MobileCoin is a peer-to-peer cryptocurrency developed by MobileCoin Inc., which was founded in 2017 by Josh Goldbard and Shane Glynn.

Technology overview 

MobileCoin claims to focus on transactional anonymity (fungibility), ease of use, transaction speed, low environmental impact and low fees. MobileCoin's mechanics build on Stellar (for consensus) and Monero (for privacy), using CryptoNote alongside zero-knowledge proofs to hide details of users' transactions.

The MobileCoin company claims the cryptocurrency can facilitate decentralized payments for everyday transactions more quickly than most other cryptocurrencies.

MobileCoin is a one dimensional cryptocurrency blockchain. Blocks use a consensus protocol originally developed for the Stellar payment network. Transactions are validated in SGX secure enclaves and are based on elliptic-curve cryptography. Transaction inputs are shown to exist in the blockchain with Merkle proofs of membership and are signed with Schnorr-style multilayered linkable ring signature, and output amounts (communicated to recipients via ECDH) are concealed with Pedersen commitments and proven in a legitimate range with non-interactive zero-knowledge proofs.

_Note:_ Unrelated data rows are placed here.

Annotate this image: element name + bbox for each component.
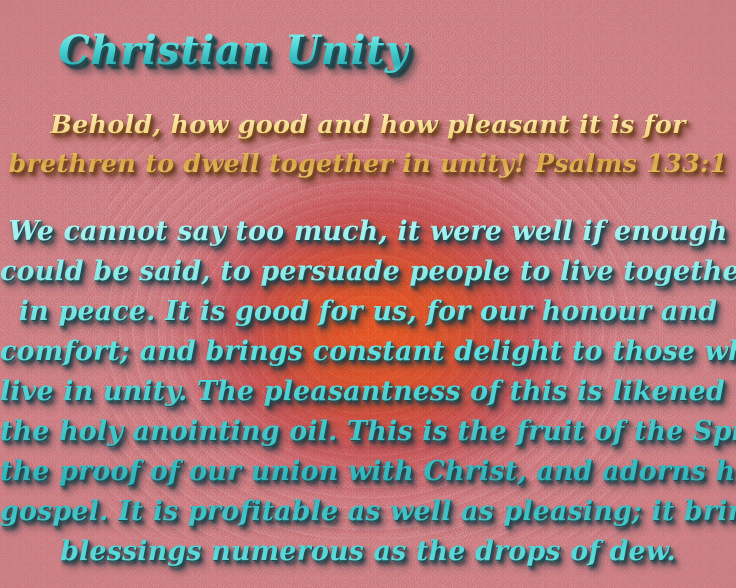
scripture-verse: Behold, how good and how pleasant it is … xyxy=(0,106,736,184)
page-title: Christian Unity xyxy=(58,27,409,74)
commentary-line: the holy anointing oil. This is the frui… xyxy=(0,412,736,452)
commentary-line: live in unity. The pleasantness of this … xyxy=(0,372,736,412)
commentary-line: in peace. It is good for us, for our hon… xyxy=(0,292,736,332)
commentary-line: the proof of our union with Christ, and … xyxy=(0,452,736,492)
poster-content: Christian Unity Behold, how good and how… xyxy=(0,0,736,588)
verse-line: Behold, how good and how pleasant it is … xyxy=(0,106,736,145)
commentary-line: gospel. It is profitable as well as plea… xyxy=(0,492,736,532)
commentary-line: comfort; and brings constant delight to … xyxy=(0,332,736,372)
scripture-poster: Christian Unity Behold, how good and how… xyxy=(0,0,736,588)
commentary-line: We cannot say too much, it were well if … xyxy=(0,212,736,252)
commentary-text: We cannot say too much, it were well if … xyxy=(0,212,736,572)
commentary-line: blessings numerous as the drops of dew. xyxy=(0,532,736,572)
verse-line: brethren to dwell together in unity! Psa… xyxy=(0,145,736,184)
commentary-line: could be said, to persuade people to liv… xyxy=(0,252,736,292)
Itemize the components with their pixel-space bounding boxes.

Much of MobileCoin's technology comes from previous privacy focused cryptocurrencies like Monero and has been re-written in Rust for MobileCoin.

History 
MobileCoin Inc., the entity behind MobileCoin, was founded in 2017 by Joshua Goldbard and Shane Glynn. Signal's Moxie Marlinspike assisted as an early technical advisor. The coin is intended to be an accessible form of cryptocurrency with a focus on fast transactions. In May 2018, MobileCoin secured $29.7 million in a funding round led by Binance Labs, in exchange for 37.5 million tokens. The foundation raised $11.35 million in venture funding in March 2021 and $66 million in Series B funding in August 2021.

Payment and trading 
In-app payments via Signal and Mixin Messenger support MobileCoin for peer-to-peer payments worldwide. Cryptocurrency exchanges FTX and Bitfinex list MobileCoin for trading.

Criticism 
The integration of MobileCoin wallets into the popular security messager app Signal received criticism. Security expert Bruce Schneier, who previously praised the app, stated that this would bloat the app and attract unwanted attention from the financial authorities.